Felipe Neto: Negacionismo e obscurantismo têm de ser desmascarados, não ignorados

No Roda Viva, o empresário e influenciador digital Felipe Neto fez mea culpa e deu uma aula de comunicação para a imprensa e oposição ao governo Bolsonaro

Jornal GGN – O empresário e influenciador digital Felipe Neto usou o programa Roda Viva para compartilhar lições de comunicação com a imprensa, a oposição ao governo Bolsonaro e aos setores da sociedade civil que fazem frente ao “regime de opressão” em vigor no País, nas suas palavras.

Neto comentou que é um erro estratégico de comunicação simplesmente ignorar, como vem sendo feito até aqui, os “negacionistas, revisionistas, obscurantistas” e toda a massa de apoiadores dos Bolsonaro, que minam o jornalismo e compartilham fake news pelo WhatsApp.

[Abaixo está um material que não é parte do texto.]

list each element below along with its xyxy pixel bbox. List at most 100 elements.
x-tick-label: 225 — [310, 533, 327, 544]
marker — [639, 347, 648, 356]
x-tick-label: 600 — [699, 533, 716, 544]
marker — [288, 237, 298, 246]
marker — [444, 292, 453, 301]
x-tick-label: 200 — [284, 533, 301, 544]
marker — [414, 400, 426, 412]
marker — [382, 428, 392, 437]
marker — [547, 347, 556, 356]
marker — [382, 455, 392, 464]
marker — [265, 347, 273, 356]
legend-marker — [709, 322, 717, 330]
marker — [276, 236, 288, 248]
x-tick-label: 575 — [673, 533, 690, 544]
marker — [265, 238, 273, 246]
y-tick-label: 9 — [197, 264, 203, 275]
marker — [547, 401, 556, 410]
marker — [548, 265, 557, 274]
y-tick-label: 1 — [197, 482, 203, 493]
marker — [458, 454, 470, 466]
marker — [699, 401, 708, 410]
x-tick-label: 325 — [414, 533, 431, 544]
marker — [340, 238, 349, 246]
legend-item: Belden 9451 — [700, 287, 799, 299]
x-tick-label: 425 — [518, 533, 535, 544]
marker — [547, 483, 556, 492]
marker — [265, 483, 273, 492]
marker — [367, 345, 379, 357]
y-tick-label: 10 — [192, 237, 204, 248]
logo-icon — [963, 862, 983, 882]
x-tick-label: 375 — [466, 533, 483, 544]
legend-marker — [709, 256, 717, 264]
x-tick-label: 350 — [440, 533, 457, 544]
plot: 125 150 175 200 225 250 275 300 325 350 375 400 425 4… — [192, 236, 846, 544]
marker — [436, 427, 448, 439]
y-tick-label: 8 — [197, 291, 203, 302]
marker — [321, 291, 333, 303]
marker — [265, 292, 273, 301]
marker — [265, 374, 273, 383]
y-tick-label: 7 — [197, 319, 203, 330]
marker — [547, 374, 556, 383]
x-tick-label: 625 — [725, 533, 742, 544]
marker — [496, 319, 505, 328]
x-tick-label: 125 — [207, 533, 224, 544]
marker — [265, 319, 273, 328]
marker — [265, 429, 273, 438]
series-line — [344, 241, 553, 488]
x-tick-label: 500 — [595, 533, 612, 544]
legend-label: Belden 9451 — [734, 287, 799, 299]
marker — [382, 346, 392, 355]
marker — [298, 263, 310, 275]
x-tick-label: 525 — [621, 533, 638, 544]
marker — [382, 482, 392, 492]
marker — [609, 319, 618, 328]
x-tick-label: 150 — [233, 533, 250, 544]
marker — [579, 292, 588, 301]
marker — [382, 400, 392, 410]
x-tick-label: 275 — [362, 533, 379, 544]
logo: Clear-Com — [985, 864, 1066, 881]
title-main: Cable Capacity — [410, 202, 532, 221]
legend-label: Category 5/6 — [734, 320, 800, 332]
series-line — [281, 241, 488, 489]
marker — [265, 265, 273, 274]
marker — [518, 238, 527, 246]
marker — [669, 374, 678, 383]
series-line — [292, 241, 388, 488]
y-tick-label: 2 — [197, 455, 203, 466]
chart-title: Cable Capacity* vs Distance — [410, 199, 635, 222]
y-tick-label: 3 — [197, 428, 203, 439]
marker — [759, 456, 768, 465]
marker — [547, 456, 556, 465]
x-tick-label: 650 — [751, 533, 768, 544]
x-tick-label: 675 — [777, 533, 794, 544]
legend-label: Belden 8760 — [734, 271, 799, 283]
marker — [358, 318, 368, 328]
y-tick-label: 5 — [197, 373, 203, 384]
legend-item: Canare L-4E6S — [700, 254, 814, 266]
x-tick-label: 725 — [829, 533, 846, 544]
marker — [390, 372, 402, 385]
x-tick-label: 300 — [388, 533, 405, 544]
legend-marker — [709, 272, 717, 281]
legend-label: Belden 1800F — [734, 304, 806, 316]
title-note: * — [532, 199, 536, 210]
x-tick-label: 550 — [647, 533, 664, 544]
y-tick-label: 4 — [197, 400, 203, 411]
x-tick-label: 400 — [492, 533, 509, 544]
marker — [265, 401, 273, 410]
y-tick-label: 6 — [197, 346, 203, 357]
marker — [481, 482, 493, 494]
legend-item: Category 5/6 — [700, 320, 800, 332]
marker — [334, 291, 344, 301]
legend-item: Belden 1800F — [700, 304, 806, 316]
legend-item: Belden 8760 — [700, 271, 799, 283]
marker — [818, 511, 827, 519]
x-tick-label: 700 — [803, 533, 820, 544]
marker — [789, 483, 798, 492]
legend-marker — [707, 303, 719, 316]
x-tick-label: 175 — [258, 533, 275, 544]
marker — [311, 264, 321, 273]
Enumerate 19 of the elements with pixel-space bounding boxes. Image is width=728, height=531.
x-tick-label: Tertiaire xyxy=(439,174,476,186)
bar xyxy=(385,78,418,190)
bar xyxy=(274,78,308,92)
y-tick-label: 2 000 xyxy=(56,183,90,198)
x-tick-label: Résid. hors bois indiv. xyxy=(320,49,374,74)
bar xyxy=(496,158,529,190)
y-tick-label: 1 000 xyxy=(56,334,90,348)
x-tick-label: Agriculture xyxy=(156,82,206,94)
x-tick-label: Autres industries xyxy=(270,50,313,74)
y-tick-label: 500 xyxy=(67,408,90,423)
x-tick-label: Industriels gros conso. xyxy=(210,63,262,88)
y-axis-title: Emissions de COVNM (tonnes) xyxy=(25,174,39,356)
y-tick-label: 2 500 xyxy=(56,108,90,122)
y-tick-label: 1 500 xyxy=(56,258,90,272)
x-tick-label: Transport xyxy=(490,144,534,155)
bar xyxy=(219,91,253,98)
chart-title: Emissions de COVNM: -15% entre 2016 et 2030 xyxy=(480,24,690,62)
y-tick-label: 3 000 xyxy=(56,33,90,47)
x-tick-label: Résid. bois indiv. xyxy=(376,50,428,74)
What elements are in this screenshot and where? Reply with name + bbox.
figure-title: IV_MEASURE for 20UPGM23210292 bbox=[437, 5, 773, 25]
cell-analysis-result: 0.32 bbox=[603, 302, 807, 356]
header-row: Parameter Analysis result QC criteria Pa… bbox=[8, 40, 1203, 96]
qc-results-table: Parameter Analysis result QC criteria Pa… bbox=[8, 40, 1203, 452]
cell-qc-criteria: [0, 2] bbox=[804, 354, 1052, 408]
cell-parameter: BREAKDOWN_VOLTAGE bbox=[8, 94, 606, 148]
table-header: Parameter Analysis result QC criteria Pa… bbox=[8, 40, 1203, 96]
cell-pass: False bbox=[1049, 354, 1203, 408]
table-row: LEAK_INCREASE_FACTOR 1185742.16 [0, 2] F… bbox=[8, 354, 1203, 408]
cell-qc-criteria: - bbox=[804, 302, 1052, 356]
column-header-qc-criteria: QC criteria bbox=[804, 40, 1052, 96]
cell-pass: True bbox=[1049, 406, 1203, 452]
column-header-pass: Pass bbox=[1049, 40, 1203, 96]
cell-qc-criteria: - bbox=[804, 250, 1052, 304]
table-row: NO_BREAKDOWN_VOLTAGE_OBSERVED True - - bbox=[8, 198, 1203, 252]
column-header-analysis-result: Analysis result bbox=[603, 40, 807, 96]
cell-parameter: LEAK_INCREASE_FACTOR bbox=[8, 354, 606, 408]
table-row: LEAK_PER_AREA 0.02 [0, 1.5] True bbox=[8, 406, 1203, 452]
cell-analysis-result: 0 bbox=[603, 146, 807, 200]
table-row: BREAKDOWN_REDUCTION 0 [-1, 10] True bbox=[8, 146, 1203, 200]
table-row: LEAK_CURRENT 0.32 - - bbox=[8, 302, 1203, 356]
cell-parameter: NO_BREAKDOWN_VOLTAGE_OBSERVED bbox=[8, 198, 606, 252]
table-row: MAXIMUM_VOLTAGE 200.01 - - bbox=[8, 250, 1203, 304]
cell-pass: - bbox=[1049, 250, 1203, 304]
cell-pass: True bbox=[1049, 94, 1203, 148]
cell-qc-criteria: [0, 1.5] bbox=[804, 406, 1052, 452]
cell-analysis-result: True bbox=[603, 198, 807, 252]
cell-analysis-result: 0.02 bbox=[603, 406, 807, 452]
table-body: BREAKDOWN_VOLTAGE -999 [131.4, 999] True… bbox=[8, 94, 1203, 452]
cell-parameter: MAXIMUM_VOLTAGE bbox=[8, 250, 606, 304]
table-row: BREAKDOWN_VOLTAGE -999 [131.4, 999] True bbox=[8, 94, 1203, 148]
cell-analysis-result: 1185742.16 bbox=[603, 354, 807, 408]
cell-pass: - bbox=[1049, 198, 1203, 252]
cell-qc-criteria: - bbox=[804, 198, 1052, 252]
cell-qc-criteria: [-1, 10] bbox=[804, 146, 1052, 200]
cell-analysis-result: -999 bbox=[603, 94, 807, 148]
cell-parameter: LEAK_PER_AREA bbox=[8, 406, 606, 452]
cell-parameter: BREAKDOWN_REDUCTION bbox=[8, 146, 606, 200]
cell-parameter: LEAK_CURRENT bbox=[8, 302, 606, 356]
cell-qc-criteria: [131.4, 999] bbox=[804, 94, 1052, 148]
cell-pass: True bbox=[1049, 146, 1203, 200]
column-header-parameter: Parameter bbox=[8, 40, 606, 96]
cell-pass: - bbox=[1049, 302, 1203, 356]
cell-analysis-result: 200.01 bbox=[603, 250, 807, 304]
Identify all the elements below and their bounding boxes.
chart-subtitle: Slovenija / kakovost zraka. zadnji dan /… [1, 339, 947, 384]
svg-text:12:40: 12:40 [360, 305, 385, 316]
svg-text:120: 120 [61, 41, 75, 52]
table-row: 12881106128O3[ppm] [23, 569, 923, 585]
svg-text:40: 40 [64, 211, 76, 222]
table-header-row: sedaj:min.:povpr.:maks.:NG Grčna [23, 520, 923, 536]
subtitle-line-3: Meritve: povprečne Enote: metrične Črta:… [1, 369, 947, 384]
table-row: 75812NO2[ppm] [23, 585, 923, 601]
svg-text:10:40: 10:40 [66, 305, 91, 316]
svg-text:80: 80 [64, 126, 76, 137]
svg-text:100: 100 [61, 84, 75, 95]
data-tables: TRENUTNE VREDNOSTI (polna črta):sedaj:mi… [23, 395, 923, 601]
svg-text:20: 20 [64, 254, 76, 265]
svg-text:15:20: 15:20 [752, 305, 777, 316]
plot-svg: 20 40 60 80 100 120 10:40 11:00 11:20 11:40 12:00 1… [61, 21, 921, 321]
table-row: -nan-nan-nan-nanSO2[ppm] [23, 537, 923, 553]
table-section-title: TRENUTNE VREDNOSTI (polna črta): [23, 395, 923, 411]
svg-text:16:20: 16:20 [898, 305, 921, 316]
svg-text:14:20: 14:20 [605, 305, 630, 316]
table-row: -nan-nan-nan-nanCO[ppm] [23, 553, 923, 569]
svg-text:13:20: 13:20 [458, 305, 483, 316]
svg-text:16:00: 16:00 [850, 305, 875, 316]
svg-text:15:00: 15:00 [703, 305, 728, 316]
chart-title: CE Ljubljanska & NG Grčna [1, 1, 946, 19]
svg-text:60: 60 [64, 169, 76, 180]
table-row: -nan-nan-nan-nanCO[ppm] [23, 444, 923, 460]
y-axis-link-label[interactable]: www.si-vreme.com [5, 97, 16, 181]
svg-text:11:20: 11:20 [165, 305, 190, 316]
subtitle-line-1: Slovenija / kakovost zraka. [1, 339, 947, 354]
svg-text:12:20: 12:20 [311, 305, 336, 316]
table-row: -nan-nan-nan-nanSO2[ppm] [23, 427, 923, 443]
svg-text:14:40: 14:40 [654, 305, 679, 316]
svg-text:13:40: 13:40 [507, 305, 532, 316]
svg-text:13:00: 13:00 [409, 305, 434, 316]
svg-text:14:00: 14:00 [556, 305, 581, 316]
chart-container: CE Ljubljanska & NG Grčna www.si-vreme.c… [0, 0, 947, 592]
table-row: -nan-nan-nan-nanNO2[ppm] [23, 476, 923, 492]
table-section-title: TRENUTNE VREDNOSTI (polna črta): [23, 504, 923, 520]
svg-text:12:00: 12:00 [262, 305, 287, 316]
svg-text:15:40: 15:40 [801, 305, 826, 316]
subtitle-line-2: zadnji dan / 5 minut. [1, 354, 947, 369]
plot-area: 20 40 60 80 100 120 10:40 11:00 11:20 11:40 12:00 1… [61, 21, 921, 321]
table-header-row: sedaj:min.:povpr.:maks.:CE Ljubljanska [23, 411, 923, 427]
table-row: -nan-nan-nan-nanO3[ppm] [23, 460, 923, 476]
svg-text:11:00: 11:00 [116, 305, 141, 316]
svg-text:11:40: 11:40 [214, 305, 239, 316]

“Nós não podemos dar voz e validar o obscurantismo, o negacionismo e o revisionismo histórico. Acho que a grande lição que a gente pode tirar disso tudo que está acontecendo, do papel da imprensa, do papel dos influenciadores, dos comunicadores, é que obscurantistas e negacionistas precisam ser desmascarados. Ignorá-los, como a gente fez com o Olavo de Carvalho durante décadas, pode ter consequências trágicas para uma Nação inteira, como a gente está vendo acontecer”, disse Neto.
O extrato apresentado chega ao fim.